Todo ello, coincidiendo con retos mayúsculos a los que el próximo presidente estadounidense tendrá que hacer frente de inmediato. El primero de ellos es Irán. El dossier sobre el programa nuclear de ese país y la forma en que puede ser interrumpido ha estado esperando sobre la mesa del Despacho Oval durante todos estos meses de campaña, pero es dudoso que pueda esperar mucho más. Israel está impaciente, la sociedad iraní se ha empobrecido con las sanciones y todos están necesitados de mover ficha cuanto antes.

Tampoco Siria puede esperar mucho tiempo más. Para la oposición de ese país las mayores esperanzas de cambio están centradas, paradójicamente, en Romney. Obama no ha creado falsas ilusiones en esta campaña respecto a una intervención para evitar la matanza. Es de esperar que la prudencia exhibida en su primer mandato continuaría después. No es que Romney haya ido mucho más lejos, pero es posible que un presidente republicano sintiera más de sus grupos de influencia para actuar con mayor audacia.

Pasadas las urgencias electorales, EE UU se encuentra, en resumen, donde estaba antes de esta campaña: en una fase de renovación en medio de un entorno muy difícil. Pese a que la situación económica está mejorando y se crece y se crea empleo a un ritmo envidiable en Europa, no es suficiente aún para seguir el paso de las potencias emergentes y, mucho menos, para tapar los grandes agujeros estructurales que existen en este país.
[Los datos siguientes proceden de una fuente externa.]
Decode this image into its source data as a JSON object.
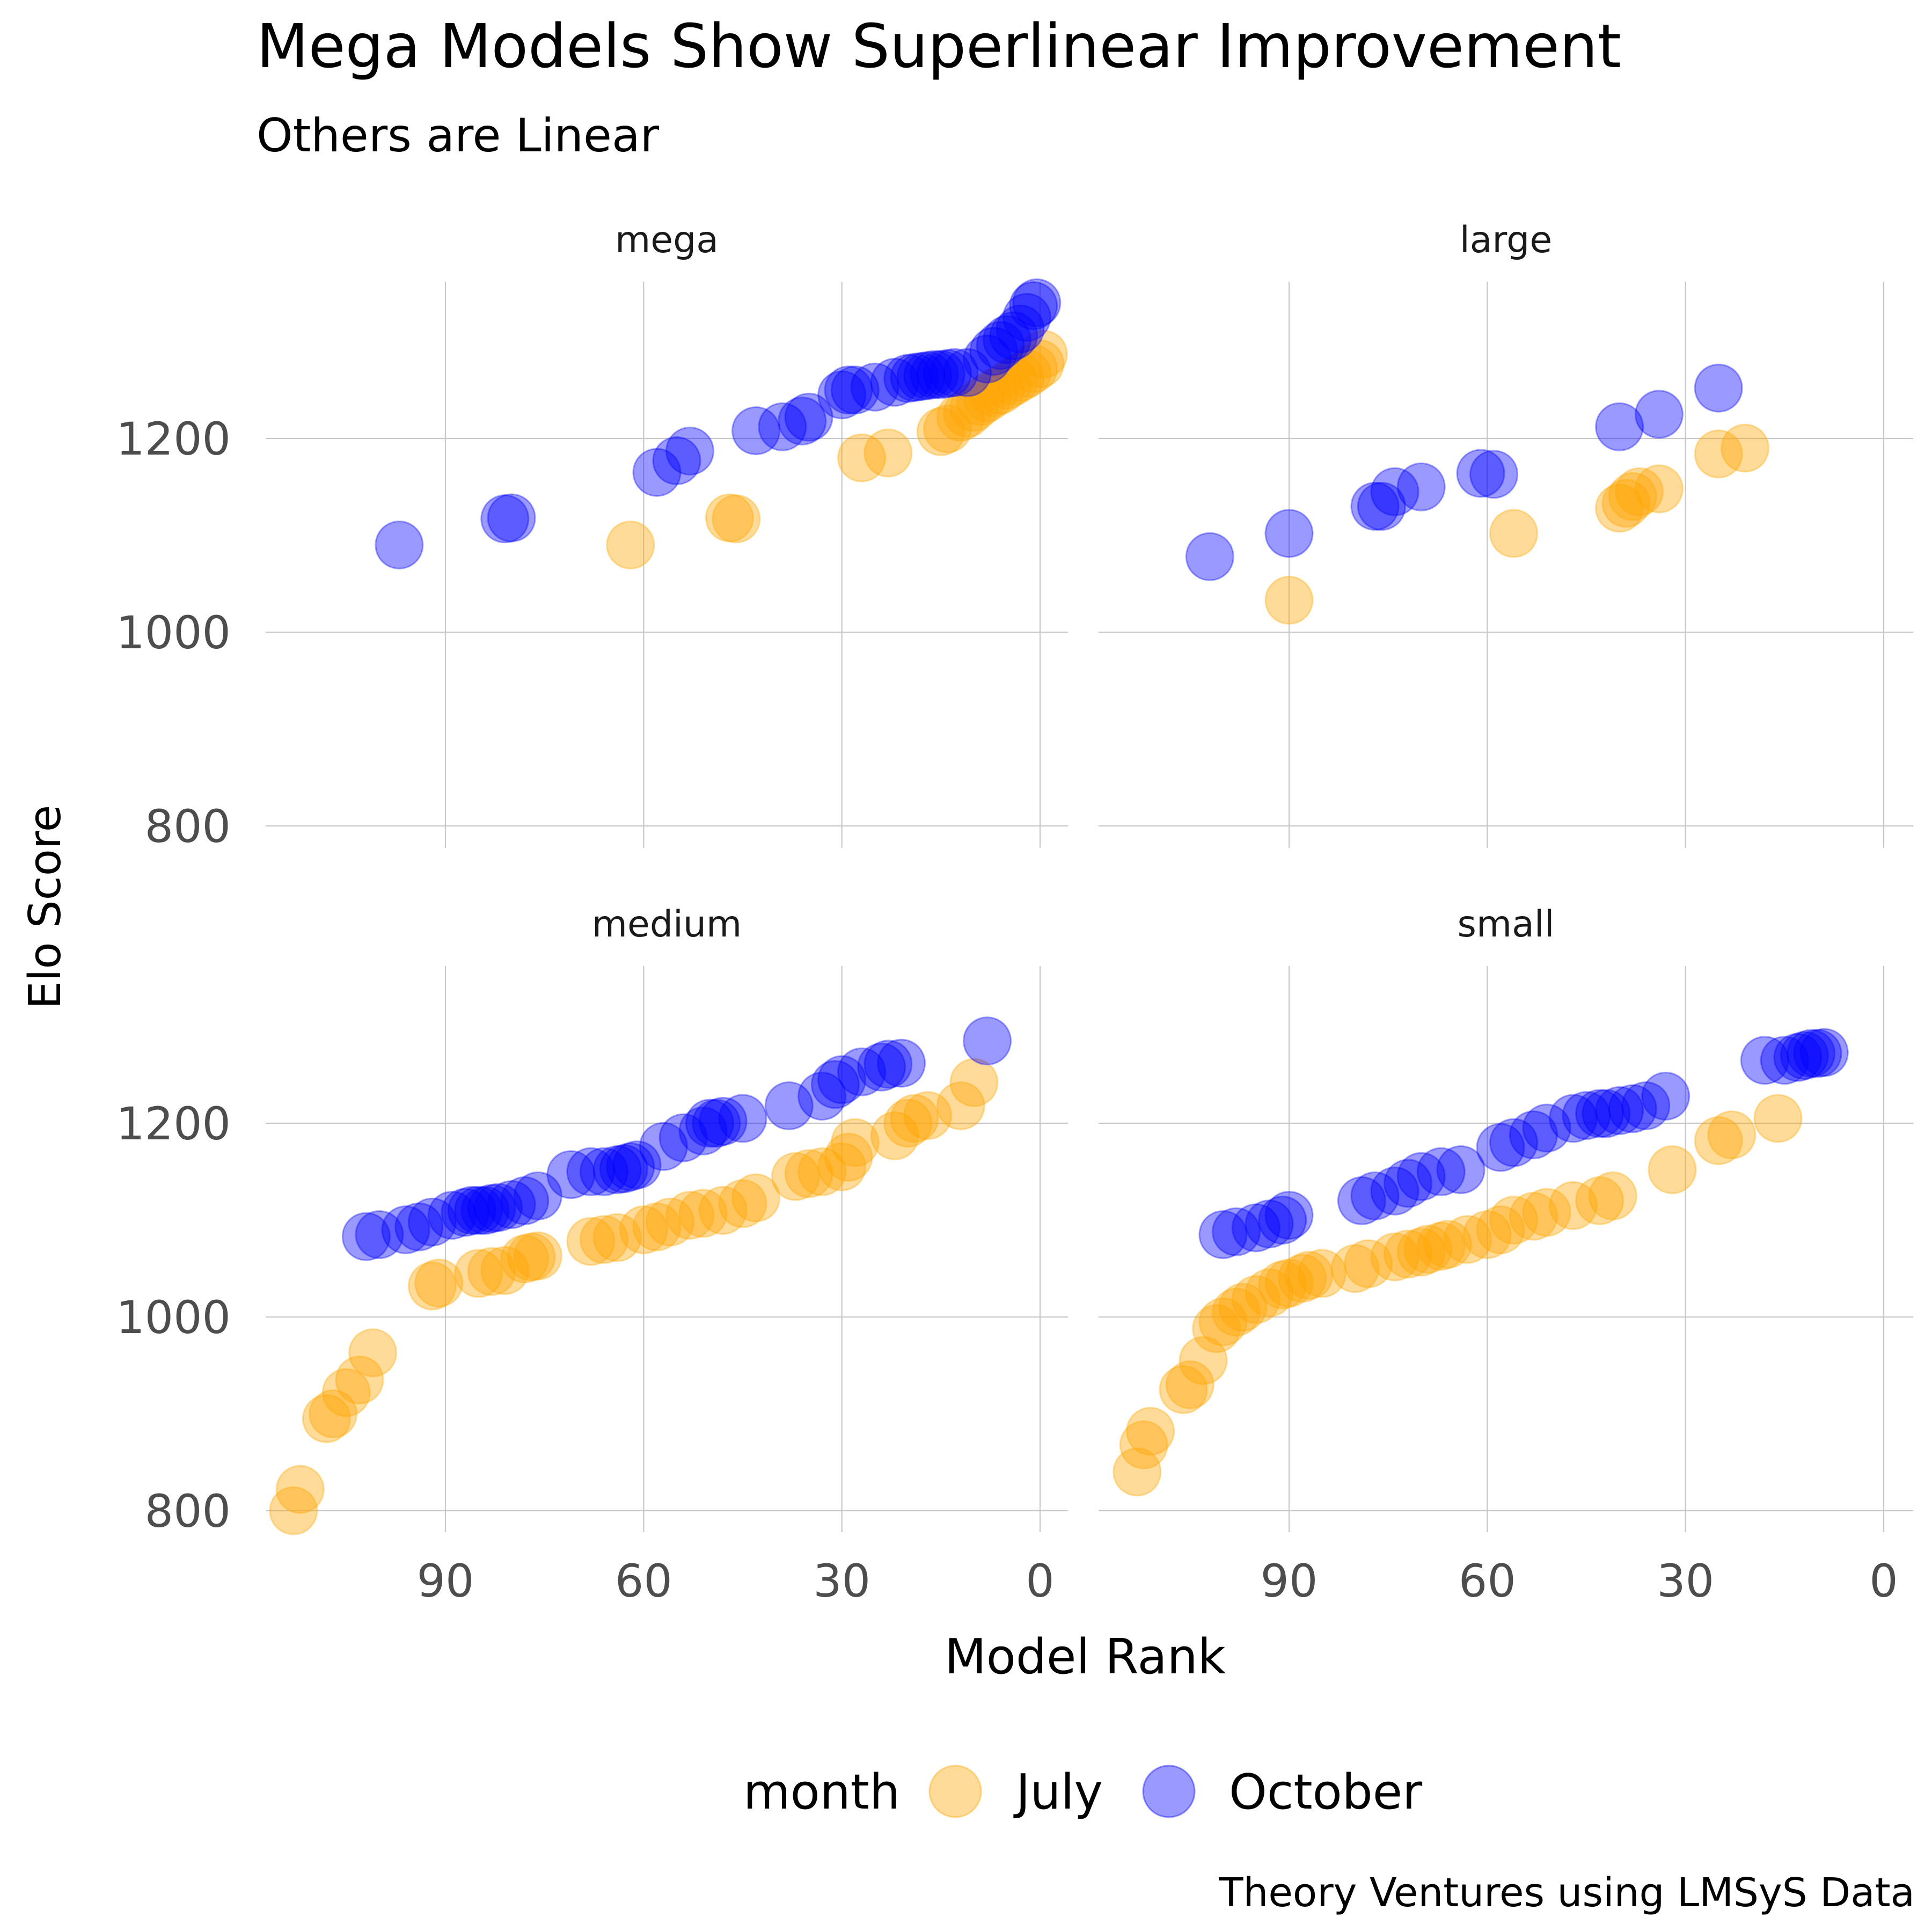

Cualquiera que cruce el 20 de enero el umbral de la Casa Blanca tendrá que acabar admitiendo que no se puede continuar eternamente gastando mucho más de lo que se ingresa, a costa del aumento de una deuda que, si bien todavía no castiga la reputación financiera de EE UU, sí aumenta su dependencia del exterior y la debilita como nación.
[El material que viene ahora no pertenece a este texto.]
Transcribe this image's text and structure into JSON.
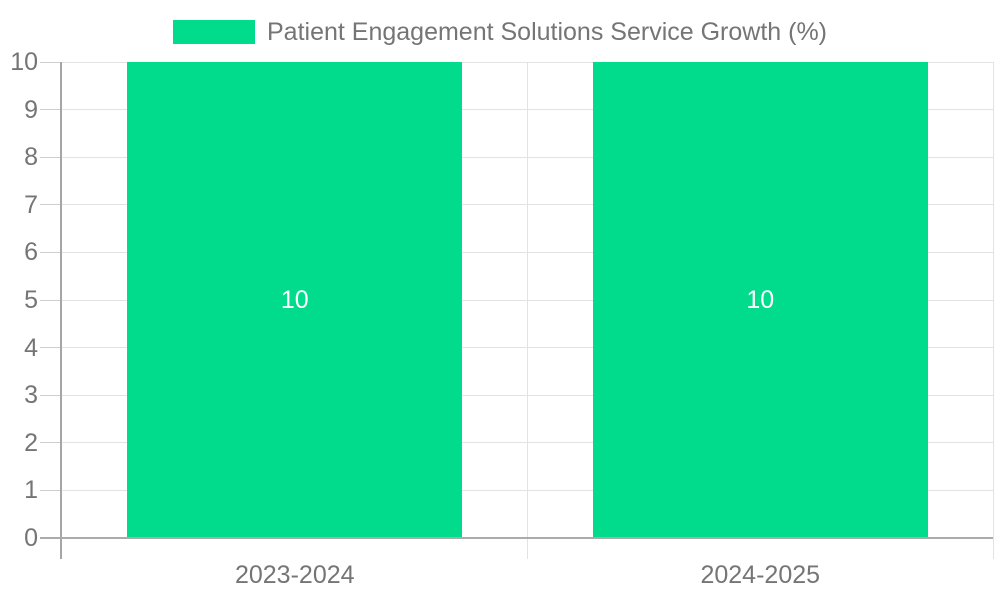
{
  "legend": {
    "label": "Patient Engagement Solutions Service Growth (%)"
  },
  "chart_data": {
    "type": "bar",
    "title": "Patient Engagement Solutions Service Growth (%)",
    "categories": [
      "2023-2024",
      "2024-2025"
    ],
    "series": [
      {
        "name": "Patient Engagement Solutions Service Growth (%)",
        "values": [
          10,
          10
        ]
      }
    ],
    "data_labels": [
      "10",
      "10"
    ],
    "xlabel": "",
    "ylabel": "",
    "ylim": [
      0,
      10
    ],
    "yticks": [
      0,
      1,
      2,
      3,
      4,
      5,
      6,
      7,
      8,
      9,
      10
    ],
    "grid": true,
    "legend_position": "top",
    "colors": {
      "bar": "#00DC8C",
      "grid": "#e3e3e3",
      "axis_y": "#a6a6a6",
      "axis_x": "#ababab",
      "tick": "#cfcfcf",
      "text": "#757575",
      "bar_label": "#ffffff",
      "background": "#ffffff"
    }
  }
}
Decisiones difíciles, como el aumento de impuestos, la reducción del presupuesto militar o la reforma de los más costosos programas sociales, estarán en la agenda del próximo presidente. Cualquiera de esas empresas, que ya son difíciles en tiempos de cierta cooperación entre los partidos, puede hacerse imposible si no se supera la polarización actual.

La única esperanza al respecto es la de que, agotados después de años de hostigamiento inútil, los republicanos corrijan su estrategia si gana Obama. O que, en el caso de un triunfo de Romney, los demócratas quieran demostrar que ellos no son iguales. Ambas posibilidades, la verdad, bastante remotas.